I hope this changes how we build AI agents going forward for the better. Looking forward to discussion! I'll be in the comments.
amthewiz•6h ago
Probably the short answer is that is it hard to get this to actually work. There were many open questions that one has to tackle simultaneously -
- What is the right balance between relying on LLMs to do the right thing vs the runtime around LLMs? For example, I went back and forth a few times getting LLMs to manage stack as you call one playbook from another one. Finally decided that it is most reliable to let the runtime take care of that.
- Context engineering - What to put in the prompt, in what order, how to represent state, how to handle artifacts, how to make sure that we use LLM cache optimally as context grows, how to "unwind" context as playbook calls return, how to compact specific types of information, how to make sure important context isn't lost, etc
- LLMs today have vastly different capabilities than 2 years ago. I have had to rewrite the whole stack from scratch 4 times to adjust. Wasn't fun, but had to be done.
- Language(s): How to represent the pseudocode so that it is both fluid natural language and a capable programming language? How to transform it so that it can be executed reliably through LLMs? How to NOT lose the flexibility and fluidity in the process (e.g. easy to convert to a graph like LangGraph, but then you are stuck with control flow), how to create a semantic compiler for that transition, what primitives to use for the compiled language that I call Playbooks Assembly Language [1].

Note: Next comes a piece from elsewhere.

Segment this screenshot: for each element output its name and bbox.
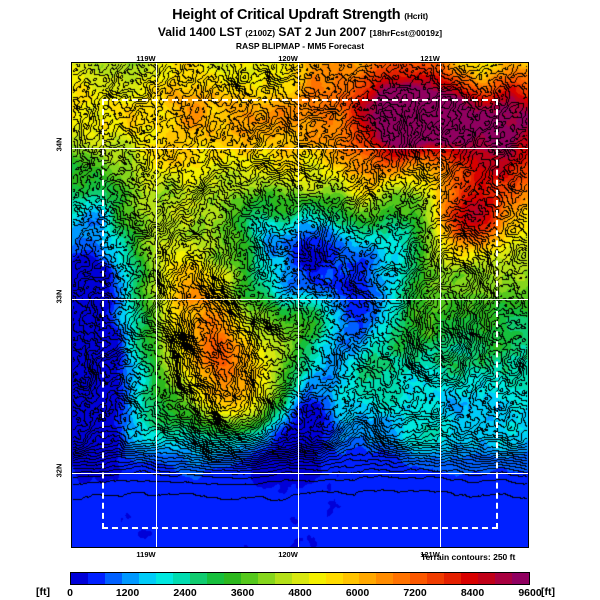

- Agents and multi-agent system considerations - How to represent agents, how they should communicate. Agents are classes and they expose public playbooks that other agents can call). Agents can send natural language messages to each other and engage in conversations. Agents can call multi-party meetings. How can the behavior across all these interaction patterns be defined so it remains intuitive. For example, lifetime of a meeting is tied to "meeting: true" playbooks so the agent simply returns from the playbook to exit a meeting and meeting lifecycle is tied to the host returning from its meeting playbook.
- Which LLMs to support? Go for "Bring your own LLM" or restrict the set? Which LLM? LLM selection impacts how all the internal prompts are implemented so prompt building had to occur simultaneously with LLM selection.
It felt like playing an N-dimensional game of chess!